Il y a dans certaines nuits une contradiction troublante : elles semblent calmes, presque immobiles, alors que l'esprit, lui, refuse de se taire. Quand tout dort, les pensées s'emballent, réclamant un répit qui n'arrive jamais. Demander quelques minutes de silence intérieur, était-ce excessif ? Sans doute. L'esprit humain n'est jamais simple ; mêlez-y les émotions et le repos devient incertain. La nuit, sans alliés, on affronte seul ce qui nous ronge, et ces heures-là prennent des allures de combat invisible.
Tring...
Anisha se tourna vers la table de chevet et fit taire le réveil d'un geste rapide. Elle se leva, écarta les rideaux pour laisser entrer la première lueur du matin, puis se dirigea vers la salle de bain pour se rafraîchir. Lorsqu'elle en ressortit une vingtaine de minutes plus tard, elle portait un sari rose soigneusement drapé, ses cheveux rassemblés en un chignon légèrement défait, les poignets tintant sous le poids de bracelets assortis. Face au miroir, elle observa en silence le reflet de celle qu'elle était devenue. Elle posa ensuite un bindi au centre de son front, traça une fine ligne de vermillon dans sa raie. Tout était en place. Elle incarnait désormais pleinement son rôle : celui de Mme Anisha Abhimanyu Maan Singh, maîtresse de maison.
Un coup d'œil à l'horloge murale confirma qu'il était temps de descendre. La journée suivrait le même déroulé que toujours : préparer le petit-déjeuner, remettre la maison en ordre, lancer le ménage, s'occuper du déjeuner, s'accorder un court repos, puis penser au dîner. Rien de palpitant. Ses seules échappées consistaient en quelques sorties au marché chaque semaine et des conversations du soir avec sa belle-mère et sa belle-sœur. Sa vie se résumait à cela. Elle était une femme au foyer, tout simplement.
- Anisha !
- Oui, maman ?
- Tu sais où est Abhi ? Il ne répond pas au téléphone et n'est même pas à son bureau ! Franchement, ce garçon ne pense ni à sa famille ni à son épouse !
Anisha sentit sa gorge se serrer. Elle savait parfaitement où se trouvait son mari, et pour quelles raisons il restait injoignable. Cherchant une réponse qui calmerait la colère de sa belle-mère, elle répondit avec douceur :
- Mummyji, il est sorti très tôt pour faire un peu d'exercice... Il doit être encore au parc, il ne va pas tarder à rentrer.
- Ah, très bien. Alors fais-lui du jus d'orange, et prépare-nous un petit-déjeuner léger. Après le sport, il faut manger sainement.

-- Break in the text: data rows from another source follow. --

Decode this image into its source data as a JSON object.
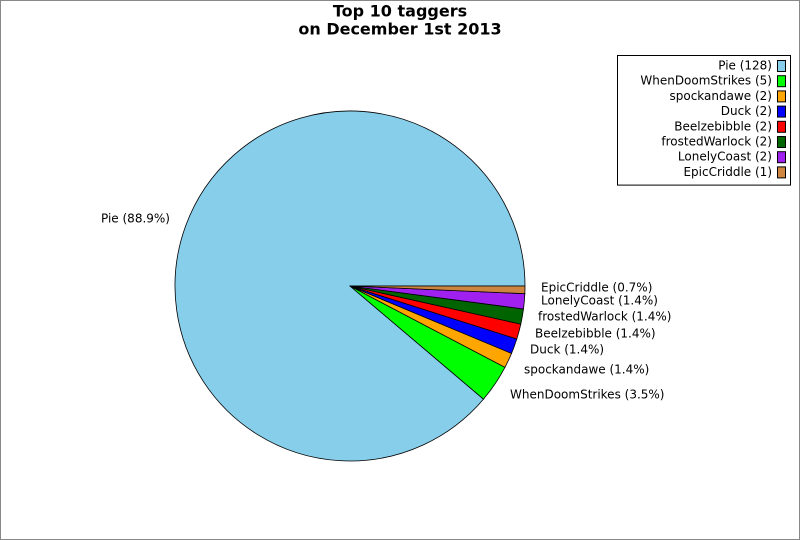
{
  "chart_data": {
    "type": "pie",
    "title": [
      "Top 10 taggers",
      "on December 1st 2013"
    ],
    "categories": [
      "Pie",
      "WhenDoomStrikes",
      "spockandawe",
      "Duck",
      "Beelzebibble",
      "frostedWarlock",
      "LonelyCoast",
      "EpicCriddle"
    ],
    "values": [
      88.9,
      3.5,
      1.4,
      1.4,
      1.4,
      1.4,
      1.4,
      0.7
    ],
    "value_labels": [
      "Pie (88.9%)",
      "WhenDoomStrikes (3.5%)",
      "spockandawe (1.4%)",
      "Duck (1.4%)",
      "Beelzebibble (1.4%)",
      "frostedWarlock (1.4%)",
      "LonelyCoast (1.4%)",
      "EpicCriddle (0.7%)"
    ],
    "legend_labels": [
      "Pie (128)",
      "WhenDoomStrikes (5)",
      "spockandawe (2)",
      "Duck (2)",
      "Beelzebibble (2)",
      "frostedWarlock (2)",
      "LonelyCoast (2)",
      "EpicCriddle (1)"
    ],
    "colors": [
      "#87ceeb",
      "#00ff00",
      "#ffa500",
      "#0000ff",
      "#ff0000",
      "#006400",
      "#a020f0",
      "#cd853f"
    ],
    "legend": "upper right"
  }
}
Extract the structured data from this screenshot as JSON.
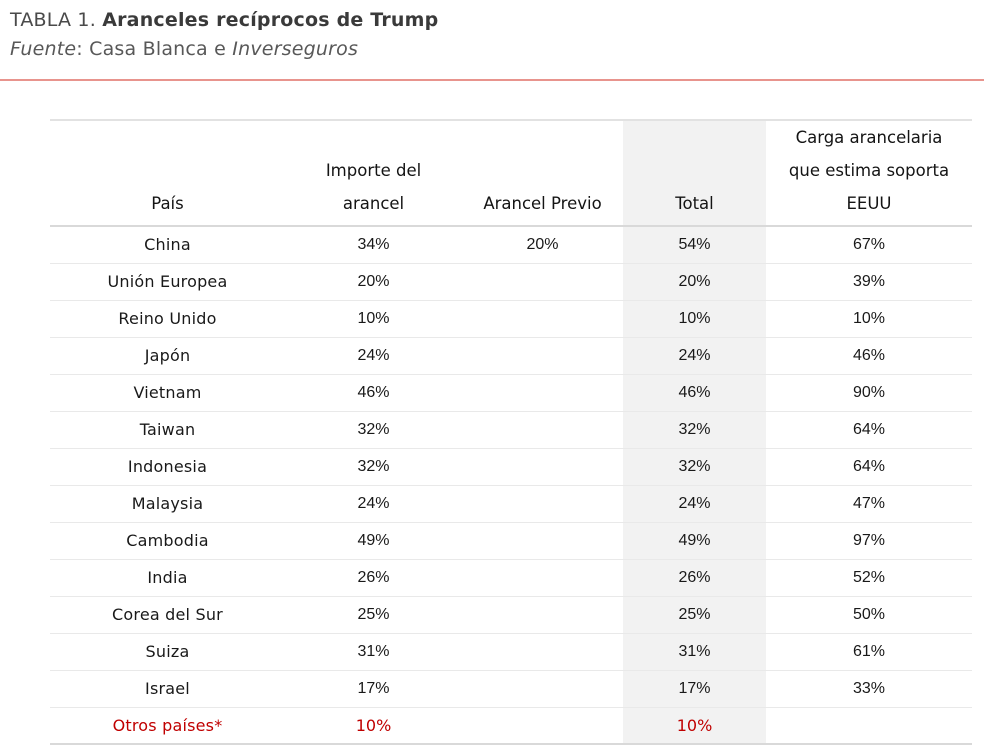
{
  "header": {
    "caption_prefix": "TABLA 1. ",
    "caption_title": "Aranceles recíprocos de Trump",
    "source_label": "Fuente",
    "source_mid": ": Casa Blanca e ",
    "source_brand": "Inverseguros"
  },
  "colors": {
    "accent_rule": "#e8948d",
    "highlight_red": "#c00000",
    "total_column_shade": "#f2f2f2",
    "table_border": "#d9d9d9",
    "row_line": "#e9e9e9"
  },
  "table": {
    "columns": [
      {
        "key": "country",
        "label": "País"
      },
      {
        "key": "importe",
        "label": "Importe del\narancel"
      },
      {
        "key": "previo",
        "label": "Arancel Previo"
      },
      {
        "key": "total",
        "label": "Total"
      },
      {
        "key": "carga",
        "label": "Carga arancelaria\nque estima soporta\nEEUU"
      }
    ],
    "rows": [
      {
        "country": "China",
        "importe": "34%",
        "previo": "20%",
        "total": "54%",
        "carga": "67%",
        "highlight": false
      },
      {
        "country": "Unión Europea",
        "importe": "20%",
        "previo": "",
        "total": "20%",
        "carga": "39%",
        "highlight": false
      },
      {
        "country": "Reino Unido",
        "importe": "10%",
        "previo": "",
        "total": "10%",
        "carga": "10%",
        "highlight": false
      },
      {
        "country": "Japón",
        "importe": "24%",
        "previo": "",
        "total": "24%",
        "carga": "46%",
        "highlight": false
      },
      {
        "country": "Vietnam",
        "importe": "46%",
        "previo": "",
        "total": "46%",
        "carga": "90%",
        "highlight": false
      },
      {
        "country": "Taiwan",
        "importe": "32%",
        "previo": "",
        "total": "32%",
        "carga": "64%",
        "highlight": false
      },
      {
        "country": "Indonesia",
        "importe": "32%",
        "previo": "",
        "total": "32%",
        "carga": "64%",
        "highlight": false
      },
      {
        "country": "Malaysia",
        "importe": "24%",
        "previo": "",
        "total": "24%",
        "carga": "47%",
        "highlight": false
      },
      {
        "country": "Cambodia",
        "importe": "49%",
        "previo": "",
        "total": "49%",
        "carga": "97%",
        "highlight": false
      },
      {
        "country": "India",
        "importe": "26%",
        "previo": "",
        "total": "26%",
        "carga": "52%",
        "highlight": false
      },
      {
        "country": "Corea del Sur",
        "importe": "25%",
        "previo": "",
        "total": "25%",
        "carga": "50%",
        "highlight": false
      },
      {
        "country": "Suiza",
        "importe": "31%",
        "previo": "",
        "total": "31%",
        "carga": "61%",
        "highlight": false
      },
      {
        "country": "Israel",
        "importe": "17%",
        "previo": "",
        "total": "17%",
        "carga": "33%",
        "highlight": false
      },
      {
        "country": "Otros países*",
        "importe": "10%",
        "previo": "",
        "total": "10%",
        "carga": "",
        "highlight": true
      }
    ]
  }
}
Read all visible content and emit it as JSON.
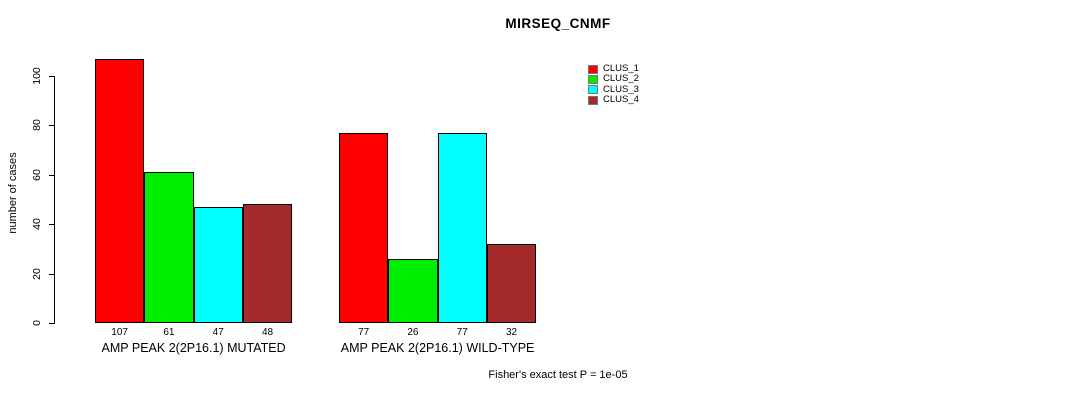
{
  "chart_data": {
    "type": "bar",
    "title": "MIRSEQ_CNMF",
    "ylabel": "number of cases",
    "ylim": [
      0,
      110
    ],
    "yticks": [
      0,
      20,
      40,
      60,
      80,
      100
    ],
    "grid": false,
    "legend_position": "top-right",
    "series": [
      {
        "name": "CLUS_1",
        "color": "#FF0000"
      },
      {
        "name": "CLUS_2",
        "color": "#00EE00"
      },
      {
        "name": "CLUS_3",
        "color": "#00FFFF"
      },
      {
        "name": "CLUS_4",
        "color": "#A52A2A"
      }
    ],
    "groups": [
      {
        "label": "AMP PEAK 2(2P16.1) MUTATED",
        "values": [
          107,
          61,
          47,
          48
        ]
      },
      {
        "label": "AMP PEAK 2(2P16.1) WILD-TYPE",
        "values": [
          77,
          26,
          77,
          32
        ]
      }
    ],
    "footnote": "Fisher's exact test P = 1e-05"
  }
}
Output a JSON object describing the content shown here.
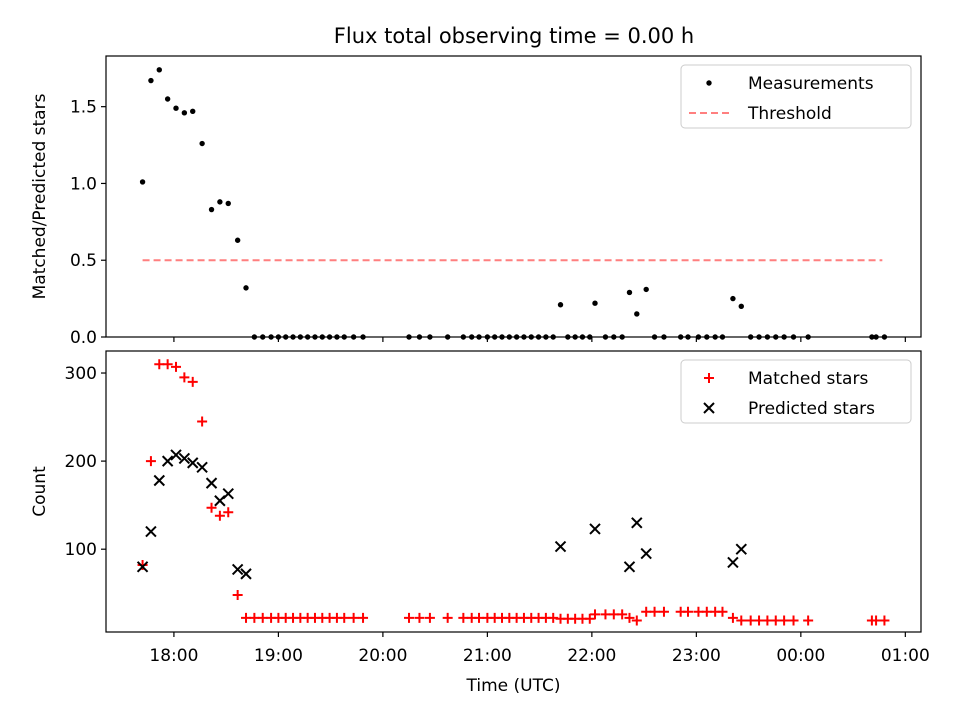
{
  "title": "Flux total observing time = 0.00 h",
  "colors": {
    "measurement": "#000000",
    "threshold": "#ff7f7f",
    "matched": "#ff0000",
    "predicted": "#000000",
    "axis": "#000000"
  },
  "chart_data": [
    {
      "type": "scatter",
      "ylabel": "Matched/Predicted stars",
      "xlim": [
        17.35,
        25.15
      ],
      "ylim": [
        0,
        1.83
      ],
      "yticks": [
        0.0,
        0.5,
        1.0,
        1.5
      ],
      "ytick_labels": [
        "0.0",
        "0.5",
        "1.0",
        "1.5"
      ],
      "legend": [
        {
          "label": "Measurements",
          "marker": "dot"
        },
        {
          "label": "Threshold",
          "marker": "dash"
        }
      ],
      "threshold": {
        "value": 0.5,
        "x_start": 17.7,
        "x_end": 24.78
      },
      "series": [
        {
          "name": "Measurements",
          "x": [
            17.7,
            17.78,
            17.86,
            17.94,
            18.02,
            18.1,
            18.18,
            18.27,
            18.36,
            18.44,
            18.52,
            18.61,
            18.69,
            18.77,
            18.85,
            18.93,
            19.0,
            19.07,
            19.14,
            19.21,
            19.28,
            19.35,
            19.42,
            19.49,
            19.56,
            19.63,
            19.72,
            19.81,
            20.25,
            20.35,
            20.45,
            20.62,
            20.77,
            20.85,
            20.92,
            21.0,
            21.07,
            21.14,
            21.21,
            21.28,
            21.35,
            21.42,
            21.49,
            21.56,
            21.63,
            21.7,
            21.77,
            21.84,
            21.91,
            21.98,
            22.03,
            22.13,
            22.21,
            22.29,
            22.36,
            22.43,
            22.52,
            22.6,
            22.69,
            22.85,
            22.92,
            23.02,
            23.1,
            23.18,
            23.25,
            23.35,
            23.43,
            23.52,
            23.6,
            23.68,
            23.76,
            23.84,
            23.93,
            24.07,
            24.68,
            24.72,
            24.8
          ],
          "y": [
            1.01,
            1.67,
            1.74,
            1.55,
            1.49,
            1.46,
            1.47,
            1.26,
            0.83,
            0.88,
            0.87,
            0.63,
            0.32,
            0.0,
            0.0,
            0.0,
            0.0,
            0.0,
            0.0,
            0.0,
            0.0,
            0.0,
            0.0,
            0.0,
            0.0,
            0.0,
            0.0,
            0.0,
            0.0,
            0.0,
            0.0,
            0.0,
            0.0,
            0.0,
            0.0,
            0.0,
            0.0,
            0.0,
            0.0,
            0.0,
            0.0,
            0.0,
            0.0,
            0.0,
            0.0,
            0.21,
            0.0,
            0.0,
            0.0,
            0.0,
            0.22,
            0.0,
            0.0,
            0.0,
            0.29,
            0.15,
            0.31,
            0.0,
            0.0,
            0.0,
            0.0,
            0.0,
            0.0,
            0.0,
            0.0,
            0.25,
            0.2,
            0.0,
            0.0,
            0.0,
            0.0,
            0.0,
            0.0,
            0.0,
            0.0,
            0.0,
            0.0
          ]
        }
      ]
    },
    {
      "type": "scatter",
      "ylabel": "Count",
      "xlabel": "Time (UTC)",
      "xlim": [
        17.35,
        25.15
      ],
      "ylim": [
        6,
        325
      ],
      "yticks": [
        100,
        200,
        300
      ],
      "ytick_labels": [
        "100",
        "200",
        "300"
      ],
      "xticks": [
        18,
        19,
        20,
        21,
        22,
        23,
        24,
        25
      ],
      "xtick_labels": [
        "18:00",
        "19:00",
        "20:00",
        "21:00",
        "22:00",
        "23:00",
        "00:00",
        "01:00"
      ],
      "legend": [
        {
          "label": "Matched stars",
          "marker": "plus"
        },
        {
          "label": "Predicted stars",
          "marker": "x"
        }
      ],
      "series": [
        {
          "name": "Matched stars",
          "x": [
            17.7,
            17.78,
            17.86,
            17.94,
            18.02,
            18.1,
            18.18,
            18.27,
            18.36,
            18.44,
            18.52,
            18.61,
            18.69,
            18.77,
            18.85,
            18.93,
            19.0,
            19.07,
            19.14,
            19.21,
            19.28,
            19.35,
            19.42,
            19.49,
            19.56,
            19.63,
            19.72,
            19.81,
            20.25,
            20.35,
            20.45,
            20.62,
            20.77,
            20.85,
            20.92,
            21.0,
            21.07,
            21.14,
            21.21,
            21.28,
            21.35,
            21.42,
            21.49,
            21.56,
            21.63,
            21.7,
            21.77,
            21.84,
            21.91,
            21.98,
            22.03,
            22.13,
            22.21,
            22.29,
            22.36,
            22.43,
            22.52,
            22.6,
            22.69,
            22.85,
            22.92,
            23.02,
            23.1,
            23.18,
            23.25,
            23.35,
            23.43,
            23.52,
            23.6,
            23.68,
            23.76,
            23.84,
            23.93,
            24.07,
            24.68,
            24.72,
            24.8
          ],
          "y": [
            82,
            200,
            310,
            310,
            307,
            295,
            290,
            245,
            147,
            138,
            142,
            48,
            22,
            22,
            22,
            22,
            22,
            22,
            22,
            22,
            22,
            22,
            22,
            22,
            22,
            22,
            22,
            22,
            22,
            22,
            22,
            22,
            22,
            22,
            22,
            22,
            22,
            22,
            22,
            22,
            22,
            22,
            22,
            22,
            22,
            21,
            21,
            21,
            21,
            21,
            26,
            26,
            26,
            26,
            22,
            19,
            29,
            29,
            29,
            29,
            29,
            29,
            29,
            29,
            29,
            22,
            19,
            19,
            19,
            19,
            19,
            19,
            19,
            19,
            19,
            19,
            19
          ]
        },
        {
          "name": "Predicted stars",
          "x": [
            17.7,
            17.78,
            17.86,
            17.94,
            18.02,
            18.1,
            18.18,
            18.27,
            18.36,
            18.44,
            18.52,
            18.61,
            18.69,
            21.7,
            22.03,
            22.36,
            22.43,
            22.52,
            23.35,
            23.43
          ],
          "y": [
            80,
            120,
            178,
            200,
            207,
            203,
            198,
            193,
            175,
            155,
            163,
            77,
            72,
            103,
            123,
            80,
            130,
            95,
            85,
            100
          ]
        }
      ]
    }
  ]
}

Anisha acquiesça. Le visage de sa belle-mère s'adoucit aussitôt, avant qu'elle ne s'éloigne, sans doute pour retrouver son mari. Restée seule, Anisha plaça le dal et le riz dans l'autocuiseur, enclencha l'appareil, puis attrapa son téléphone posé sur le réfrigérateur. Elle composa le numéro d'Abhi. Il répondit après quelques sonneries, ce qui la surprit.
- Allô ?
- C'est moi...
- Maa s'inquiète ?
- Oui.
Il soupira brièvement.
- Dis-lui que je fais du sport.
- C'est ce que je lui ai dit...
- J'arrive dans dix minutes.
La communication se coupa net. Anisha resta un instant immobile, le téléphone à la main, se demandant encore où il pouvait bien être. Puis elle chassa cette pensée et se mit à presser des oranges. Sa belle-mère insistait toujours pour une alimentation équilibrée, ce qui demandait plus d'efforts et de temps. Beaucoup s'en seraient plaints. Pas elle. Cela occupait ses mains et son esprit, l'aidant à oublier ce qu'elle était devenue, et surtout ce qu'elle espérait encore.
Elle avait accepté sa place, son quotidien, cette existence discrète. Elle ressemblait à tant d'autres femmes comme elle, à une différence près : l'attention, la tendresse de son mari lui faisaient cruellement défaut. Et pourtant, elle continuait, jour après jour, sans rien demander de plus.